Earlier this week I listed 5 signs of a great user experience in a tech product. One sign is that it changes you. I referred to revolutionary products like the iPhone and Twitter, that modified our online behaviors or habits. This trend is becoming more noticeable with the so called Internet of Things, where everyday objects are connected to the Internet. If a device or object has traditionally been a static thing, then it's guaranteed to morph into something different once it becomes interactive.

Over the coming decade, we're going to see a lot of new Internet-connected household devices that will literally change the way you live. A great example is a new device from a very well-funded startup called Nest Labs. At the end of 2011, the company released a Web-enabled thermostat called the Nest. Yes, a thermostat. It was designed by the man who invented the iPod for Apple, Tony Fadell.

The Nest thermostat is a round, shiny, stainless steel-encased object that is attached to a wall in your home. It features a scroll-wheel navigation, inspired by the original iPod. There is a digital screen in the middle, which changes color according to the temperature (orange for heat and blue for cool). You can have more than one Nest in your home and they'll act as a network.

The idea behind Nest was directly inspired by the revolution in smartphones, which transformed the mobile phone into a full-fledged mobile computer.
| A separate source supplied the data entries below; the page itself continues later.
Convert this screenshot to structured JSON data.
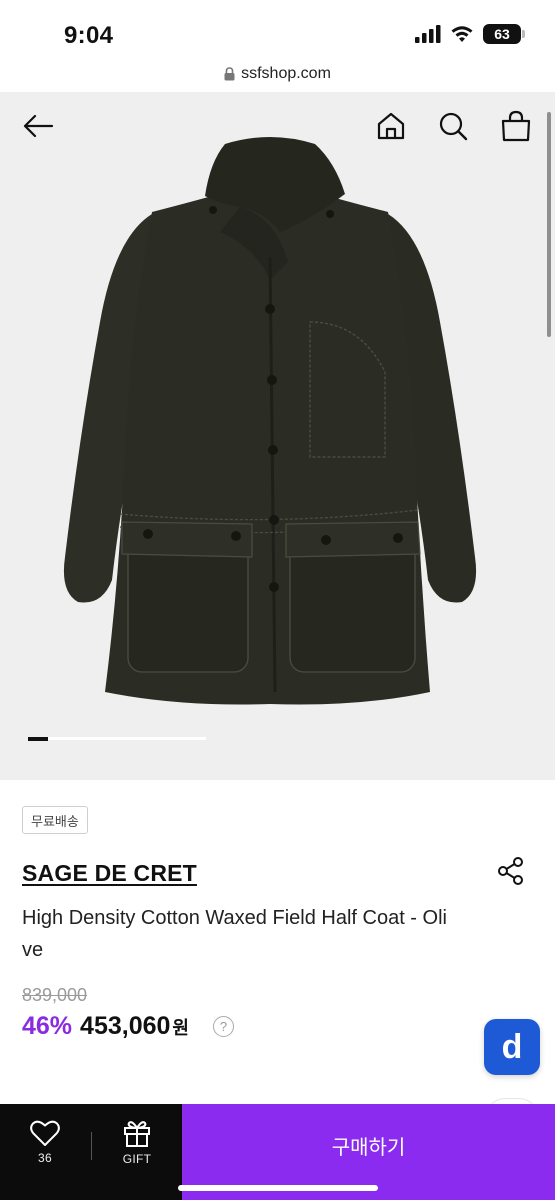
{
  "status_bar": {
    "time": "9:04",
    "battery": "63",
    "icons": [
      "signal-icon",
      "wifi-icon",
      "battery-icon"
    ]
  },
  "browser": {
    "url": "ssfshop.com",
    "icon": "lock-icon"
  },
  "header_nav": {
    "icons": [
      "back-arrow-icon",
      "home-icon",
      "search-icon",
      "shopping-bag-icon"
    ]
  },
  "gallery": {
    "image": "olive-coat-product-photo",
    "pager_position": 1
  },
  "product": {
    "badge": "무료배송",
    "brand": "SAGE DE CRET",
    "name": "High Density Cotton Waxed Field Half Coat - Olive",
    "original_price": "839,000",
    "discount": "46%",
    "sale_price": "453,060",
    "currency": "원",
    "help": "?"
  },
  "floating_button": {
    "label": "d"
  },
  "bottom_bar": {
    "like_count": "36",
    "gift_label": "GIFT",
    "buy_label": "구매하기"
  },
  "colors": {
    "accent": "#8b2bf0",
    "discount": "#8a2be2",
    "bottom_bar": "#0c0c0c",
    "floating": "#1f5ad6",
    "coat": "#2b2d25"
  }
}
Nest labs co-founder Matt Rogers explained in a blog post how he and Fadell aim to do the same for the thermostat:

"The gap between the consumer experience in mobile products and the ones in our homes is enormous. I've been a programmer my entire life and could not program a thermostat for the life of me. I looked at it and thought, this beige plastic box cannot be the best our generation can come up with. Surely, there must be a better way."

So other than the elegant design of Nest (another of the 5 signs of a great user experience), what makes the product different from the traditional thermostat? The main difference is that Nest is powered by 6 sensors and proprietary algorithms, which enables it to "learn" your living habits and adjust the temperature automatically throughout the day and night. The company claims that Nest will have created a personalized temperature schedule for you after just one week of use. Nest has WiFi, which enables it to monitor weather patterns. You can also control it via an iPhone app or on the Web.

Nest is a lot more expensive than the traditional thermostat you'd buy from your local hardware store. It costs $249, plus an installation fee of $119 if you want to get it professionally installed (which All Things D's Katherine Boehret learned is a good move). The idea is that Nest will save you money on your energy bills. Note that Nest is currently sold out, but you can add your name to an email list to be notified of availability.

The thermostat is the first home device out of Nest Labs, but it intends to expand to other devices. In a CES video interview with Techcrunch, Nest Labs co-founder Matt Rogers noted that "there are lot of things in the home that have not been changed in 20-30 years." The smoke alarm is one example of a device ripe for Internet connection, given that it operates via sensors.

It remains to be seen whether Nest can capture a large chunk of the thermostat market, especially given its high price relative to traditional thermostats. But there's no doubt that this is where household devices like the thermostat are heading.

Using data and the Web to learn your living patterns and change your life for the better. Get used to that, because it's what the next generation of home appliances will do.